News and Updates for Swashbucklers Everywhere

“Arrr! Less pokin’ and proddin’ be safe fer them lassies with the breast malady, savvy?”

2025-02-05

Arrr, matey! Those scallywags with node-positive booby cancer, after a hearty dose o' neoadjuvant potion, be seein' fewer pesky returnin' lumps after a proper axillary plunderin' or sentinel lootin'. Aye, 'tis good news from the Medscape seas!

Arrr mateys! Gather round, fer I be havin’ tales o' the sea o’ medicine to spin ye! ‘Tis said that landlubbers sufferin’ from node-positive breast cancer, when they be takin’ a hearty swig of neoadjuvant chemotherapy, find themselves in calmer waters! Aye, after goin’ through the stormy seas of treatment, the old scallywags be downstaged, makin’ their chances o’ recurrence as low as a barnacle clingin’ to the hull of a ship!

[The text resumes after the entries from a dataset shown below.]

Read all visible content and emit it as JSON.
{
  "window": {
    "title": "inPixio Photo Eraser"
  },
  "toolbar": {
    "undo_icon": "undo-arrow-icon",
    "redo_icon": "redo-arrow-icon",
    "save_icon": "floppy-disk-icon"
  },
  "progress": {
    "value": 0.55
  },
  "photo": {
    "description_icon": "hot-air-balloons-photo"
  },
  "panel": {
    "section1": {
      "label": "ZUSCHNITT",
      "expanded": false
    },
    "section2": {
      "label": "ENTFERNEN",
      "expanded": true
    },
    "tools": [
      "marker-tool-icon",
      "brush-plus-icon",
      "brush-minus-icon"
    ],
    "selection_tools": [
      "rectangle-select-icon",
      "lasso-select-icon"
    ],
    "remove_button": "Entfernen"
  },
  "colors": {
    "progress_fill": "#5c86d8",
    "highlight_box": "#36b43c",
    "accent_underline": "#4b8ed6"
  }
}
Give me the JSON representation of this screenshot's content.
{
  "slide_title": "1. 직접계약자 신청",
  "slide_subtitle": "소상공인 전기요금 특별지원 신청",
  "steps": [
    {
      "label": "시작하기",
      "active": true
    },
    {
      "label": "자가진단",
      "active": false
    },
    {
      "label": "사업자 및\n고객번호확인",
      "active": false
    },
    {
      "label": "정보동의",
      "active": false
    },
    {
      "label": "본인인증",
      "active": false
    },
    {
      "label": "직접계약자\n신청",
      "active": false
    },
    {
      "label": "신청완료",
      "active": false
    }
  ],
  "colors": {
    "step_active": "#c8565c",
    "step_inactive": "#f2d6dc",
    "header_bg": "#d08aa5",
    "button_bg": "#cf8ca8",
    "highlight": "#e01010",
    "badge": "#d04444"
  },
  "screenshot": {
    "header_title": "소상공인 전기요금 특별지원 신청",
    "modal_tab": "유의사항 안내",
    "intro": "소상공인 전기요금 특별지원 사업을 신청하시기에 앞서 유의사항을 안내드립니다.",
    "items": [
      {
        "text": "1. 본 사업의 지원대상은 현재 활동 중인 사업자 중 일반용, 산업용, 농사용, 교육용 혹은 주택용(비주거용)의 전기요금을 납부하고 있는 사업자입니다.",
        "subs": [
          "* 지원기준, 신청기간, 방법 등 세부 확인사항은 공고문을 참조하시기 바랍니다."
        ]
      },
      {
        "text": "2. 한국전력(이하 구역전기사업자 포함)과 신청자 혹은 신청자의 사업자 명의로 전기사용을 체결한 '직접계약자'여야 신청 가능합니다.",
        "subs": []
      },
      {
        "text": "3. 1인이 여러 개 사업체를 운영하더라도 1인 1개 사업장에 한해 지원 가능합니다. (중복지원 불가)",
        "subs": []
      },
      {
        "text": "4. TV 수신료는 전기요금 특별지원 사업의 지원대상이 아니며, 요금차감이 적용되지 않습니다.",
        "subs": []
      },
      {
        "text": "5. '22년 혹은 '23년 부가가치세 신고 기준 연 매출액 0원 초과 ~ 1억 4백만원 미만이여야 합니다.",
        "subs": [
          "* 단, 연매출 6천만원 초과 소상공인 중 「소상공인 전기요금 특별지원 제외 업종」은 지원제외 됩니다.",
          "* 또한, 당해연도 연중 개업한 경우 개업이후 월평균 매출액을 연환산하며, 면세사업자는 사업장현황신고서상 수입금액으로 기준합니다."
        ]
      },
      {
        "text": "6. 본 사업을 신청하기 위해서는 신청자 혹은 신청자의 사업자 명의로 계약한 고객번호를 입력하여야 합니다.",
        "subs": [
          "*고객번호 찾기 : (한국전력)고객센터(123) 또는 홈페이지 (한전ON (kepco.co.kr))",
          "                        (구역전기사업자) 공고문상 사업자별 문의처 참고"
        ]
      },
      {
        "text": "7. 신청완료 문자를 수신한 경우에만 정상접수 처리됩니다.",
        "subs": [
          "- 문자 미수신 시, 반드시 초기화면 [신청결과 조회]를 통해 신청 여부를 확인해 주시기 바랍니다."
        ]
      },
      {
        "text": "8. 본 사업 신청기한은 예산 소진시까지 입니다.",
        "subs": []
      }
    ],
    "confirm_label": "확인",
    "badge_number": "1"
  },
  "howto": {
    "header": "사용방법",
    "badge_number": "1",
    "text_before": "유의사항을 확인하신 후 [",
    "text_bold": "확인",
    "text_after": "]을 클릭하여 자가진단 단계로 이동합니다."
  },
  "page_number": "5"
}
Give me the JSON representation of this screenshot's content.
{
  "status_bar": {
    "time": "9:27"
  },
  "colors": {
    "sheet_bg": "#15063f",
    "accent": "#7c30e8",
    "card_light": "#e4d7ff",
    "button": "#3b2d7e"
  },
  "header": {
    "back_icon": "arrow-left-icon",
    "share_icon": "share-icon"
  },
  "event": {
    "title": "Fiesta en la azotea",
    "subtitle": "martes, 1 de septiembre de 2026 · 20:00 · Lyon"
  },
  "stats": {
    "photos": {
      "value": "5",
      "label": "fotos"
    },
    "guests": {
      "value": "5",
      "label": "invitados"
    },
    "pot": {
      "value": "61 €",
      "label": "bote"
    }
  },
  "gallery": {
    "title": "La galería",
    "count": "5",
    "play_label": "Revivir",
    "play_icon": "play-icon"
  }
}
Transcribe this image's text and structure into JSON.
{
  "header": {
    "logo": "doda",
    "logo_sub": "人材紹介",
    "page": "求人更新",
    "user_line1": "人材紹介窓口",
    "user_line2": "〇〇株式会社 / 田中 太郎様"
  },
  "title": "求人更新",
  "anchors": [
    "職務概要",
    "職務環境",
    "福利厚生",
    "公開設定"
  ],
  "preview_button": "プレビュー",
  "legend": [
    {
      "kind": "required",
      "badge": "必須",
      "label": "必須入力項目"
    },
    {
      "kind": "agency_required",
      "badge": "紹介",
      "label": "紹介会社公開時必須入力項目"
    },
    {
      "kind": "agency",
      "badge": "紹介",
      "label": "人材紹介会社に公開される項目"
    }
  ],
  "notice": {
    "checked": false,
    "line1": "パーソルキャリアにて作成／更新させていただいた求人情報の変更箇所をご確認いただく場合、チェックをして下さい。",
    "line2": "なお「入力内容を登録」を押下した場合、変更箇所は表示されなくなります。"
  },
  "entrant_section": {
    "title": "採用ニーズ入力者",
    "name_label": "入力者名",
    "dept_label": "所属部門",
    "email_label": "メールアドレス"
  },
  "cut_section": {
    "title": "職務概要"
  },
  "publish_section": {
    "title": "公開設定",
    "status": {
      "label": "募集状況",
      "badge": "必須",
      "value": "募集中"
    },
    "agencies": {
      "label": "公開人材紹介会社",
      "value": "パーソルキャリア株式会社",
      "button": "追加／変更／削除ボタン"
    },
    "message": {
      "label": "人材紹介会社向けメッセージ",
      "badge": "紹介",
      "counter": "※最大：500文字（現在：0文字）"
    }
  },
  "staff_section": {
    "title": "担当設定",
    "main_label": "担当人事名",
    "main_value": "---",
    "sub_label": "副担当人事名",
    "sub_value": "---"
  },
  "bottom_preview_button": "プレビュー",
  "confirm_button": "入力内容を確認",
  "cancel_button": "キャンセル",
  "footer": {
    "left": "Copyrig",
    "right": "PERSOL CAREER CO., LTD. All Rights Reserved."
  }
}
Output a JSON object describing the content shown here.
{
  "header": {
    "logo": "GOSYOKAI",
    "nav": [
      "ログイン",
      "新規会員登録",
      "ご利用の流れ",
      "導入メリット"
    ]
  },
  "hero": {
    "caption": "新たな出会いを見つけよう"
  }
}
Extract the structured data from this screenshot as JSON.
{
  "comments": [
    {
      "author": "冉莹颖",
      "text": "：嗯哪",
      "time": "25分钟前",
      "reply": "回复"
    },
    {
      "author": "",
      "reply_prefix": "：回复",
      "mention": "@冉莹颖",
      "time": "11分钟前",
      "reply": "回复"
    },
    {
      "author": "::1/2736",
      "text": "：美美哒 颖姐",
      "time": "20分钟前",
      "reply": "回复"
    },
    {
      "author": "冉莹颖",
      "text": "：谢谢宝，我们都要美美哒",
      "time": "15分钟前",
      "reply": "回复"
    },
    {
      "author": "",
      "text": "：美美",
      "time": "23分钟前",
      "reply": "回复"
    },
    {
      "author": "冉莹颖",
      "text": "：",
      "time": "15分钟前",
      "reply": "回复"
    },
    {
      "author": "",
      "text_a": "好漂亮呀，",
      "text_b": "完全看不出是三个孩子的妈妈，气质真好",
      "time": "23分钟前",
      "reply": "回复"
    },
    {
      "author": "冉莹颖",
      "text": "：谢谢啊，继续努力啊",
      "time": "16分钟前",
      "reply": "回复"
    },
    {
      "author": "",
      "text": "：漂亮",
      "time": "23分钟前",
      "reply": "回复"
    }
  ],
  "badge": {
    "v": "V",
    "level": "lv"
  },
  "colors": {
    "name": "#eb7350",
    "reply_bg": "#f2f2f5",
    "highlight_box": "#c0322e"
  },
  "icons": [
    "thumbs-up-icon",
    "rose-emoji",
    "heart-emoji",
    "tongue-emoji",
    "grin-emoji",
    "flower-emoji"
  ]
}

Now, when these brave souls undergo targeted axillary dissection or sendin’ their sentinel lymph nodes to Davy Jones’ locker, they be seein’ their odds improve faster than a ship catchin’ a fair wind! Aye, it be a jolly good tale to tell, as the chances of that nasty ol’ recurrence be lower than a shipwrecked sailor’s chances o’ findin’ buried treasure!

So hoist the sails and raise a tankard to the fine work of the healers o’ the realm! They be plunderin’ the fear and dispellin’ the doubts o’ those who wade through the treacherous waters of cancer. May the winds be ever in their favor, and may they sail forth to a brighter horizon!